I got a great deal on the EOS M, and I really enjoy it, especially for travel. I've also been interested in trying tilt-shift photography, but I'm intimidated by the prices of the current canon line up of lenses (I own both full frame and crop canon bodies). I've seen the listings for the Kipon Tilt and Shift adapter for Nikon F mount lens to Canon EOS EF M camera. I would consider this as an affordable alternative to a current Canon tilt-shit lens by using a high quality Nikkor manual lens such as the 28mm F2.8 AIS. Any experiences or advice out there? This seems like an attractive way to gain tilt-shift experience at a much lower price point?

Paul


----------



## wickidwombat (Feb 25, 2014)

got a link? i would prefer a TS adapter with EF mount so i could use all my EF glass as TS on the eos M

sigma 35 would be sweet!


----------



## sama (Feb 27, 2014)

something like this ? for different mounts except EF

image captured from Ebay


----------



## daemorhedron (Mar 19, 2014)

I've been trying to figure this out myself, and what the exact differences are between these adapters and 'real' TS lenses.
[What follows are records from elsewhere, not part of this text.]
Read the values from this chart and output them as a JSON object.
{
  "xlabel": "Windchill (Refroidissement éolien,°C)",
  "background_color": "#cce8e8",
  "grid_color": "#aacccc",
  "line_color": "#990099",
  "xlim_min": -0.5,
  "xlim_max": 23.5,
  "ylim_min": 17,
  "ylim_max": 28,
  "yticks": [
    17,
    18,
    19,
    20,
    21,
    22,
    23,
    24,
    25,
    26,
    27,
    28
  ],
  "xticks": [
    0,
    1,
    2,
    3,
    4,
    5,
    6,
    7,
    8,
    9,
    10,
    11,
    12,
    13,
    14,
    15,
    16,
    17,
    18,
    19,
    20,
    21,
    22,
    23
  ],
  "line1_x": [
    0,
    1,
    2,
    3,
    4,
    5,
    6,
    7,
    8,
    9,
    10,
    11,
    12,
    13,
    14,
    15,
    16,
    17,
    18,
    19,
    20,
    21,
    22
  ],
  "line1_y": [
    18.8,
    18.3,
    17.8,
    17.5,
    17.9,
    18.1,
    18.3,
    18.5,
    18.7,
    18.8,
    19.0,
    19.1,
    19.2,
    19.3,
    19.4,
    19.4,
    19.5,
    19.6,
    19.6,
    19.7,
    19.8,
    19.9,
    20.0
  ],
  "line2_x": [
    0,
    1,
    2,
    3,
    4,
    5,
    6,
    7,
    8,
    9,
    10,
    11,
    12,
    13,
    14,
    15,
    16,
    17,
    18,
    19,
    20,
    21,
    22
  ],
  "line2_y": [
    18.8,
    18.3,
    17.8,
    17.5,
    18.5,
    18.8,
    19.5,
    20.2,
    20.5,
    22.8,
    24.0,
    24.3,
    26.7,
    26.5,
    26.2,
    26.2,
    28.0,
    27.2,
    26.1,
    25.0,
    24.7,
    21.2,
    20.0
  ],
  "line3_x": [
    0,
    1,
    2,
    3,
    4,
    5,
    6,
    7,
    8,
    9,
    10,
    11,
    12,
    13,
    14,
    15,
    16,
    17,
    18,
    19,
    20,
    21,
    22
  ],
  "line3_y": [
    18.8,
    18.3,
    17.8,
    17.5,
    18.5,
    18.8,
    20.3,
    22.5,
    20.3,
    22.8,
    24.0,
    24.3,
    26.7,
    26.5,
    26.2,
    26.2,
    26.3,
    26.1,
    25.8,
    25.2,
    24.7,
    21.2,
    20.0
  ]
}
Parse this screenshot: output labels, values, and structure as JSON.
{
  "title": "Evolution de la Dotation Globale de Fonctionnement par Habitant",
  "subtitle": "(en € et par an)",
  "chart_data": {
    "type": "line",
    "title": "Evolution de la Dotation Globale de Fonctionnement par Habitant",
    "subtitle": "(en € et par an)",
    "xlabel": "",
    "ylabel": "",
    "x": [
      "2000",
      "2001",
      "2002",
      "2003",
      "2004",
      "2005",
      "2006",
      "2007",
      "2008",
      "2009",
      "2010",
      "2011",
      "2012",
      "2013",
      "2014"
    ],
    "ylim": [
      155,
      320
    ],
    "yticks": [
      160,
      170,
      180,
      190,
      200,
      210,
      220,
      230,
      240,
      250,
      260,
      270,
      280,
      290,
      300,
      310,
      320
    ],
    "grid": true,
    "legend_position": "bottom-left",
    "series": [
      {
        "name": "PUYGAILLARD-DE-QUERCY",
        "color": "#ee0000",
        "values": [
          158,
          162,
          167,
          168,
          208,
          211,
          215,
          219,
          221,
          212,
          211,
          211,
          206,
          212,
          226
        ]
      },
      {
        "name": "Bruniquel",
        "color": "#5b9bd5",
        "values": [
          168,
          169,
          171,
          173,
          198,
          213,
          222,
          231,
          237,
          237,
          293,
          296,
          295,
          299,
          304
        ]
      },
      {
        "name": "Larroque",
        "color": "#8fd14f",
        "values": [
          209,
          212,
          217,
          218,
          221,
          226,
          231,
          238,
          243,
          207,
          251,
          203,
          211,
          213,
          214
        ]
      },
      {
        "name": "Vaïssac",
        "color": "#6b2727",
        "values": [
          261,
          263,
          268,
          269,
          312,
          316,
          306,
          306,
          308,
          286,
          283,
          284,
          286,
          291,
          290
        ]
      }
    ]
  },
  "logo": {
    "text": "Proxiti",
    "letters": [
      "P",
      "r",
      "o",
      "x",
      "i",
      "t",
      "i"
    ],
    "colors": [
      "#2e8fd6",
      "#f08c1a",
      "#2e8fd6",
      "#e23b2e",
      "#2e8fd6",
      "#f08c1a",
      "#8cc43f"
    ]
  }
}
I'll buy one to try it out, but look forward to hearing some experiences too! =)


----------



## dcm (Mar 19, 2014)

I'd only expect manual focus/aperture with adapters like these so I doubt full auto capabilities even if there was an EF tilt/shift. However, if you have some old FD glass
http://www.ebay.com/itm/New-Kipon-Shift-Adapter-for-Canon-FD-Mount-Lens-to-Canon-EOS-EF-M-Camera-/111110625486?pt=US_Lens_Adapters_Mounts_Tubes&hash=item19deb598ce


----------